TEHRAN — Iran has shot down an unmanned U.S. spy plane that flew over its Fordu nuclear site, a state-run website reported Wednesday, a day after it confirmed it was installing a new generation of advanced uranium enrichment centrifuges.
"An unmanned U.S. spy plane flying over the holy city of Qom near the uranium enrichment Fordu site was shot down by the Revolutionary Guards' air defense units," MP Ali Aghazadeh Dafsari was quoted as saying by the Youth Journalists Club's website, affiliated to Iran's state TV.
Other state media did not carry out the report and Iranian officials were not available to comment.
"The plane … was trying to collect information about the site's location," he said, without giving details. He did not say when the incident happened.
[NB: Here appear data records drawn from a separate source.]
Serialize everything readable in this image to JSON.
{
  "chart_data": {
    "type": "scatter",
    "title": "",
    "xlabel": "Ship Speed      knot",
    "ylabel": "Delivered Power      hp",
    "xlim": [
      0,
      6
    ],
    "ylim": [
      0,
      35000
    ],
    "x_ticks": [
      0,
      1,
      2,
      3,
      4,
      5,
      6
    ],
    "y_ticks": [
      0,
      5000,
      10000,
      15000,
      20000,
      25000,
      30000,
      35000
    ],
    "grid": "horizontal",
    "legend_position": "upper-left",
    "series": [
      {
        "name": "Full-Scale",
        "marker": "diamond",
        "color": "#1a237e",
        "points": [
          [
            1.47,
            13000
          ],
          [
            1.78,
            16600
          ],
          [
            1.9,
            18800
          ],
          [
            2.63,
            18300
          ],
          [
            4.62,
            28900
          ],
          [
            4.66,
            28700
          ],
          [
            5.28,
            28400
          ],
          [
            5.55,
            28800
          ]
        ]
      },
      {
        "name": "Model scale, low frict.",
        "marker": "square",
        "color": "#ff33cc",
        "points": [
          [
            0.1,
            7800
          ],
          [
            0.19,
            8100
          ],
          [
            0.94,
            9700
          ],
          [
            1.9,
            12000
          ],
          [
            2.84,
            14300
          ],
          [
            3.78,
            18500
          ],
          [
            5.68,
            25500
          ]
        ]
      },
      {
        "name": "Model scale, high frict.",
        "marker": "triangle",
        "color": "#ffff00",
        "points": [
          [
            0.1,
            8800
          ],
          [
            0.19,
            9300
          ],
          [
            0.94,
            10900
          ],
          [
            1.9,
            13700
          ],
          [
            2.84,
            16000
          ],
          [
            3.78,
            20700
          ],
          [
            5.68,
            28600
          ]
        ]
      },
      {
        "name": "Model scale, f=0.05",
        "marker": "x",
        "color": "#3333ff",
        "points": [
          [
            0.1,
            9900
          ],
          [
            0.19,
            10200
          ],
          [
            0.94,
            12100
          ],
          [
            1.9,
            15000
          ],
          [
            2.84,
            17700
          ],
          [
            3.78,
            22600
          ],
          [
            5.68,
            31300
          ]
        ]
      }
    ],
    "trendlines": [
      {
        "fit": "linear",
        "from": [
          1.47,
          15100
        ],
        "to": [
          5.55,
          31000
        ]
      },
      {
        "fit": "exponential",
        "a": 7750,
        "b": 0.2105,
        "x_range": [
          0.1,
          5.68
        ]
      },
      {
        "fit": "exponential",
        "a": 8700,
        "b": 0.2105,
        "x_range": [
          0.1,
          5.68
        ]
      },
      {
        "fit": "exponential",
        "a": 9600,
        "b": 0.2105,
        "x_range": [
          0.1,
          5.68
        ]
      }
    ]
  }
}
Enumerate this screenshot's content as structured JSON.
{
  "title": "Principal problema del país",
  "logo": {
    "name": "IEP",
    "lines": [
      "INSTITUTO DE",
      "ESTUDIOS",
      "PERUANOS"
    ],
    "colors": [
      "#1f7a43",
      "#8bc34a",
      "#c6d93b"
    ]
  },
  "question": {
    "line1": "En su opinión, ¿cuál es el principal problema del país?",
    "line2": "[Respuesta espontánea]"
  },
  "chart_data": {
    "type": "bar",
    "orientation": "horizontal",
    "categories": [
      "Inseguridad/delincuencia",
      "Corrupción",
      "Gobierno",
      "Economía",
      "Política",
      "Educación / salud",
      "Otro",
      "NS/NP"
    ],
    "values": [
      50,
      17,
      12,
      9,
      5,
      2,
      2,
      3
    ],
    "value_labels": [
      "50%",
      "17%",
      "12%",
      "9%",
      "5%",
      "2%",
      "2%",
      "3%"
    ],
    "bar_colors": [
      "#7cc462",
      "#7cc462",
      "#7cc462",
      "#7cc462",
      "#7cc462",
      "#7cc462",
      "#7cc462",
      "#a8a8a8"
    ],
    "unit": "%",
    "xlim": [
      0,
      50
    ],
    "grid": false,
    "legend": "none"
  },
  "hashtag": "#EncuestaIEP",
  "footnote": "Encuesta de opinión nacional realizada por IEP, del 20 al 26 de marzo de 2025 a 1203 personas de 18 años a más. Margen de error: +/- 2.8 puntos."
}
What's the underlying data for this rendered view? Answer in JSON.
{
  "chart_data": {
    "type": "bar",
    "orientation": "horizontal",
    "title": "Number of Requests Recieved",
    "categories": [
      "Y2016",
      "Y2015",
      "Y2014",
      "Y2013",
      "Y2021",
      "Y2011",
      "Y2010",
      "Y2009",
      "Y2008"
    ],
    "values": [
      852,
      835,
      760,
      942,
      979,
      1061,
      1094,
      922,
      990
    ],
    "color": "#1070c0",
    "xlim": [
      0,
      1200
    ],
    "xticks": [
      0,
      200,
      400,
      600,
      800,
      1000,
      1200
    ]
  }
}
The Fordu site, secretly built inside a mountain bunker near Qom, was acknowledged by Iran only after Western intelligence agencies identified it in 2009.
The head of Iran's elite Revolutionary Guards announced in January that the Guards had shot down two unmanned Western reconnaissance drone aircraft in the Persian Gulf.
The Pentagon denied that report but acknowledged that some spy planes had crashed in the past due to mechanical failure.
Iran is at odds with major powers over its nuclear work, which the United States and its allies say is intended to enable Iran to produce bombs. Iran denies the allegations and says it wants only to generate electricity.
The United States and Israel, Iran's arch enemies, have not ruled out military action if diplomacy efforts fail to end the row.
Iran has dismissed reports of possible U.S. or Israeli plans to strike Iran, warning that it will respond by attacking U.S. interests in the Gulf and Israel if any such assault were made.
Analysts say Tehran could retaliate by launching hit-and-run strikes in the Gulf and by closing the Strait of Hormuz. About 40 percent of all traded oil leaves the Gulf region through the strategic waterway.